I am so near the end of my novel, Magick… two more chapters, one of which will be a short tidying up, finishing off sort of chapter. Thomas Radwinter, in search of his maternal ancestors has found the house Sylvia Magick lived in as a child, with her parents, sisters and brother. Have a preview!
The house has only a small area in front of it and then a low red brick wall beside the road. There is a path round the wall of the house itself, but the areas of what must have been lawn are just wild grass. The house is very regular, like a child’s drawing of a house; the front door is in the middle, up a couple of steps, there is a room either side with a window, top and bottom, and between the two upper windows, above the front door is a plaque with the name of the house. At first I think it says Hopeless, but then I realise it says Hope Lees… I have a sudden shiver.
It should be an attractive house, but actually it isn’t… maybe if the bricks were a cheery red like the wall along the road, but the sallow yellow and the black inset up the corners and round the windows and door give it a sickly look somehow.
I went up the couple of steps and notice that there was a gate, but it had fallen off its hinges and was lying behind the low wall alongside a ‘For Sale’ sign. The house is empty and deserted and I peer through the windows on the ground floor. Plain empty rooms, with small old-fashioned fire-places. The walls are all neatly painted, the floorboards sanded and varnished. Rich had told me that he’d sold the house after the sisters had died; it had been ‘sound, but in desperate need of renovation and updating’ he had told me. Well it looked as if the basics had been done leaving just the shell of the house.
I walked round the side and there was another red wall, about six foot high, with a gate in it leading through to the back garden. It was just a wilderness. Whoever had modernised the inside had done nothing out here. A rackety old fence surrounded it and beyond was farmland, fields and meadows… no other building in sight. There were a few bent over fruit trees and I could see spots of red and orange of whatever the fruit was.
There were two rooms at the back, and the back door was over to one side. The rooms, a dining room I guess, and the kitchen were empty. Unless the radiators were under the windows there was no central heating. In the kitchen there was an alcove for a cooker, what would have been a range maybe, when the Waxham Collins lived here.
Beside the back door was an outhouse, perhaps it had originally been the privy. It wasn’t huge, but enough room for a toilet and maybe a wash-house. The windows of it had not been replaced and the glass was smeary and dirty so I couldn’t see in.

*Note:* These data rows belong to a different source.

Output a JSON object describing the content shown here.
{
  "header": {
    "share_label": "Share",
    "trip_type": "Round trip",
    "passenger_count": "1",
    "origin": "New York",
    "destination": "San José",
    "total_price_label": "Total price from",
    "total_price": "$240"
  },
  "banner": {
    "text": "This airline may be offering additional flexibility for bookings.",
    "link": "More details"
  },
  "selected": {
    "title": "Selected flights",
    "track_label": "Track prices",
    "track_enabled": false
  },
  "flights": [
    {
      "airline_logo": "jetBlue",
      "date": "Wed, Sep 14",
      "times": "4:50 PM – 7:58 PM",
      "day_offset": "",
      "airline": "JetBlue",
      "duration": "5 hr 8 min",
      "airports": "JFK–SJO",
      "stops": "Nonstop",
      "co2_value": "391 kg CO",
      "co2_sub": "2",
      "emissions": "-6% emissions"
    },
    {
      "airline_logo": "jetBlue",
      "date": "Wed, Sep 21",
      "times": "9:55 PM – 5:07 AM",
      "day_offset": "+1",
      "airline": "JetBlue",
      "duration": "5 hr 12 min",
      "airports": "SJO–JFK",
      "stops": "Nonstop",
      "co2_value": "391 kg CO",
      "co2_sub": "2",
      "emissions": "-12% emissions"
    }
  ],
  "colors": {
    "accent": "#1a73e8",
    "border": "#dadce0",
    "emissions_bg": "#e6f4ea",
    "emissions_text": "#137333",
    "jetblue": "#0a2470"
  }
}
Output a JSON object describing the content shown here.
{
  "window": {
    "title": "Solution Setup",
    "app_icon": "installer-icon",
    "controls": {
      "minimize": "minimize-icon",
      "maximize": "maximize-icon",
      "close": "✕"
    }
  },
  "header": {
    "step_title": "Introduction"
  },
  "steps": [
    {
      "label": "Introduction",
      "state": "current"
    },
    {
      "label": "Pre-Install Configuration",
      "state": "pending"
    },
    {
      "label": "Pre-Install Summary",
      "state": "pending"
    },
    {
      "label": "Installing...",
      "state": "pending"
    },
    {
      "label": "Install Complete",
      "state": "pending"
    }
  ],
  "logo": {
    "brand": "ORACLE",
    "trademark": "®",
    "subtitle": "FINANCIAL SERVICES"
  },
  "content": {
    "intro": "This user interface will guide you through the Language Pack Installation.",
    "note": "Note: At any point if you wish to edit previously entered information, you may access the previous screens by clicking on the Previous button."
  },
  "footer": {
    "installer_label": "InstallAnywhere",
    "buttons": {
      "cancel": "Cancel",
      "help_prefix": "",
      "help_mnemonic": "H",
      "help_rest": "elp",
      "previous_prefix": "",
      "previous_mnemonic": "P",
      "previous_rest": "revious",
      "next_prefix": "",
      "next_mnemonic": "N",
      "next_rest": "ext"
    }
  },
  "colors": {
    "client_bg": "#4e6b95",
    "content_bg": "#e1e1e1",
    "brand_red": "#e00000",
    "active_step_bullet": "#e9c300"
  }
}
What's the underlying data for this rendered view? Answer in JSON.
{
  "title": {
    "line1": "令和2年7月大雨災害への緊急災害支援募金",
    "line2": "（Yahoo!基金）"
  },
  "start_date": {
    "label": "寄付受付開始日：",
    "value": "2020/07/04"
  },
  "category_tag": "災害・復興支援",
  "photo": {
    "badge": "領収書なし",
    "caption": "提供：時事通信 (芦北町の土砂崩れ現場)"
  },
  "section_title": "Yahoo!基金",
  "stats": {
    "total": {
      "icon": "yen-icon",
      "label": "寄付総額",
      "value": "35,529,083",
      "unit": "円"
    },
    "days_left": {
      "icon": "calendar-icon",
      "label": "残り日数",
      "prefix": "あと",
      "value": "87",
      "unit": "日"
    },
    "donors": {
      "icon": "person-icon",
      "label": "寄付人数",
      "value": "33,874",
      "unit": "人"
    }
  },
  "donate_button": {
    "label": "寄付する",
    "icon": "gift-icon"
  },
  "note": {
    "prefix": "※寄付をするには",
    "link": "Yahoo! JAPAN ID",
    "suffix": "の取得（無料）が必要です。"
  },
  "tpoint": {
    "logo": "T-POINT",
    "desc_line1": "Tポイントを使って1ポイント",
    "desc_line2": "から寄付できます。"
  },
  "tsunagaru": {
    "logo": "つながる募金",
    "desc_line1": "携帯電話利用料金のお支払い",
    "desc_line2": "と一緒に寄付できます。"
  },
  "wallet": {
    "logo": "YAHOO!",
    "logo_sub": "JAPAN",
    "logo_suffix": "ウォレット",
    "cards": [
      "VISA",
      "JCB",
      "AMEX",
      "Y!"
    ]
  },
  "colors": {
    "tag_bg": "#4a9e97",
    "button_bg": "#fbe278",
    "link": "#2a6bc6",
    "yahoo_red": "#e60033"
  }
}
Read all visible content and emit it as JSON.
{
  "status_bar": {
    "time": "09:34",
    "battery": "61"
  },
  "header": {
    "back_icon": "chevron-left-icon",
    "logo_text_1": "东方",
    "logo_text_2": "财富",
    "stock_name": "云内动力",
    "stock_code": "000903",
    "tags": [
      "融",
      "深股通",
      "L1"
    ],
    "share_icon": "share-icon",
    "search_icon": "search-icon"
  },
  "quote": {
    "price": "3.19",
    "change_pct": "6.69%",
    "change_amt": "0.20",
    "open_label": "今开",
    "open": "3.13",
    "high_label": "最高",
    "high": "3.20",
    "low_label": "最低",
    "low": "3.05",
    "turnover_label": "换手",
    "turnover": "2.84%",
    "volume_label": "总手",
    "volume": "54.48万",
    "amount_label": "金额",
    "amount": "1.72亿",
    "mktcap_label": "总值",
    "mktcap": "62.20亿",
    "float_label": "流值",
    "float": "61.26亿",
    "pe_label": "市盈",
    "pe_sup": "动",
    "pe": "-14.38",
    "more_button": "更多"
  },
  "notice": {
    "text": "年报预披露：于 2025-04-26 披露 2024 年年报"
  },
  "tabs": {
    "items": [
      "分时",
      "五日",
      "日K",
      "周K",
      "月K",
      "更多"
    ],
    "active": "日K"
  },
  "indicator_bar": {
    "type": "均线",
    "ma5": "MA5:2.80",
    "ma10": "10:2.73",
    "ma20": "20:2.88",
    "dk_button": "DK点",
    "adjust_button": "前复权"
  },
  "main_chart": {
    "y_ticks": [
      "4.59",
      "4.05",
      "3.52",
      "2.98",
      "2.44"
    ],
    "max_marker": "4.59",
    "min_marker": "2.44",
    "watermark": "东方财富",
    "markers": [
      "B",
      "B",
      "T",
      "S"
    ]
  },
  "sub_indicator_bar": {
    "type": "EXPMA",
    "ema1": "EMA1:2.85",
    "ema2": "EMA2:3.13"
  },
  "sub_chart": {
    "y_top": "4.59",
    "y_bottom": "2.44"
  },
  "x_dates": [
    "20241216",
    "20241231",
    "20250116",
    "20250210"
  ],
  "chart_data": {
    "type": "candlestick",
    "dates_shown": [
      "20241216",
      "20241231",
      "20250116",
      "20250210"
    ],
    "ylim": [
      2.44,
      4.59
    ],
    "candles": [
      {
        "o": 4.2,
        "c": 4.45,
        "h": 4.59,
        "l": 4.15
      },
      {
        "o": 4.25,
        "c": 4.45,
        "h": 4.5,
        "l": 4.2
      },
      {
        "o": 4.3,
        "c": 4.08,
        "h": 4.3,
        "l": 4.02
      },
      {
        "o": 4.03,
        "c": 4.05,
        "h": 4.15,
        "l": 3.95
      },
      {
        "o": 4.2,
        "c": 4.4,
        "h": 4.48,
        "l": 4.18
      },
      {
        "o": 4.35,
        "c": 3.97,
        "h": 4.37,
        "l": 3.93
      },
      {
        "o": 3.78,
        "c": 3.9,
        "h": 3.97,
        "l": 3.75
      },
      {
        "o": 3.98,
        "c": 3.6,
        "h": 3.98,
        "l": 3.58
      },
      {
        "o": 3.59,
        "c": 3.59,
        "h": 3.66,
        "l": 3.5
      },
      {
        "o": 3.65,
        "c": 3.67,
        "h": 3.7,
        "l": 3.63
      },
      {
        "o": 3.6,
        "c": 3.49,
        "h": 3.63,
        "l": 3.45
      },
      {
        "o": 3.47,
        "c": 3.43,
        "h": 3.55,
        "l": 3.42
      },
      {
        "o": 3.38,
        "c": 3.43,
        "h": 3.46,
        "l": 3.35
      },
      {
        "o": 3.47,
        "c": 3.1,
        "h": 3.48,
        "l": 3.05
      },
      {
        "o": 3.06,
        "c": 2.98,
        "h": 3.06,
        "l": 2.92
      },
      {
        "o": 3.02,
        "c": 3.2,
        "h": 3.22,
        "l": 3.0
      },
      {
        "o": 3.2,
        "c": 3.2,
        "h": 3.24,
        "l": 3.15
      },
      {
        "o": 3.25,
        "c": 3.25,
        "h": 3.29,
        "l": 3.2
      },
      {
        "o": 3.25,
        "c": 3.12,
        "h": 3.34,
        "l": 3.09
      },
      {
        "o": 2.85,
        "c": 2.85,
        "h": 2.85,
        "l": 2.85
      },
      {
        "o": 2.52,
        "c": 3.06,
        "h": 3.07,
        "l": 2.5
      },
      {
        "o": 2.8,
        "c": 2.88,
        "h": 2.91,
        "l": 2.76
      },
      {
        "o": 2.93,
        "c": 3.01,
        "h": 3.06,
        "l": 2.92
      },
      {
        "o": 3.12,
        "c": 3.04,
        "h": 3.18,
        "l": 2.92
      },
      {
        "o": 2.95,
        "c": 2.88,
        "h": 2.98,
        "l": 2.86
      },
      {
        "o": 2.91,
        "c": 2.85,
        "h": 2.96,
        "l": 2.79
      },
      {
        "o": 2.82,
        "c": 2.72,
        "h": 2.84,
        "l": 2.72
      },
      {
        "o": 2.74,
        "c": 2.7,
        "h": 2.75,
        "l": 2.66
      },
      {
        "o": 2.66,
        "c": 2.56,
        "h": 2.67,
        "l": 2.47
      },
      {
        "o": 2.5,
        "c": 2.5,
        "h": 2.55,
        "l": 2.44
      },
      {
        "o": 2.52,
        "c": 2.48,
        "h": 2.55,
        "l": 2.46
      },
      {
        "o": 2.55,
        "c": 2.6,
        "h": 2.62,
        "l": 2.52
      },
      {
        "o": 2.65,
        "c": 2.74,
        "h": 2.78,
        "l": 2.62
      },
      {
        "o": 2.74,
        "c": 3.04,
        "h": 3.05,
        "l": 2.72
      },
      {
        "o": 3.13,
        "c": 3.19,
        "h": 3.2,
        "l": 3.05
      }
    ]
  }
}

There was a track trodden in the grass leading from the locked door of the outhouse, going down the garden… maybe farmer’s children came scrumping for apples, maybe there was still a toilet which they had used before someone had secured the door.
I put my hand on the back door handle and my mind flew back to one dark and rainy night last year when John and I had stood outside the India Inn where the Radwinters had lived a hundred and more years ago and I had reached out and put my hand on the door knob…
The door opened… whoever should have locked up, had forgotten… I stepped inside, into the empty kitchen. I had no sense of anything… it was just a fairly big empty room, clean, but empty. I wandered through the other rooms, and then made my way upstairs. The bathroom had been modernised, there was a basic bath, toilet and basin but nothing more, and I was right, there was no central heating. Whoever took on this place would have to spend money on it. The basics were here but that was all.
The bathroom was quite small, at the back, and I guess whoever bought the house would maybe enlarge it by making the bedroom next to it smaller.
The rooms at the front were of different sizes, and maybe someone would want to use some of the space for an en-suite or to create a very small fourth room for an office or spare bedroom… but this place wouldn’t really suit a modern family… maybe they could extend out the back, using the outhouse to extend the kitchen and create a utility room and build up above it…
I had no desire to do so. I wouldn’t want to live in this house, not because it had any bad vibe, but it wasn’t convenient and was literally miles from anywhere. We’d have to drive the children to school… I gave a little chuckle, the children, Kenneil and his brothers and sisters…
I looked out of the bedroom windows and from this elevation I could see other houses, and a church spire poking up above a low hill. From the front windows there was the tiniest glimpse of sea.
I went downstairs again and opened the door which led under the stairs. It wasn’t just a store space; there was a staircase down into a cellar. I tried the light switch but there was no power. I took a couple of steps down but the light coming in from the windows of the other rooms was not enough to penetrate the gloom… a cold and rather nasty feeling seemed to be lurking below.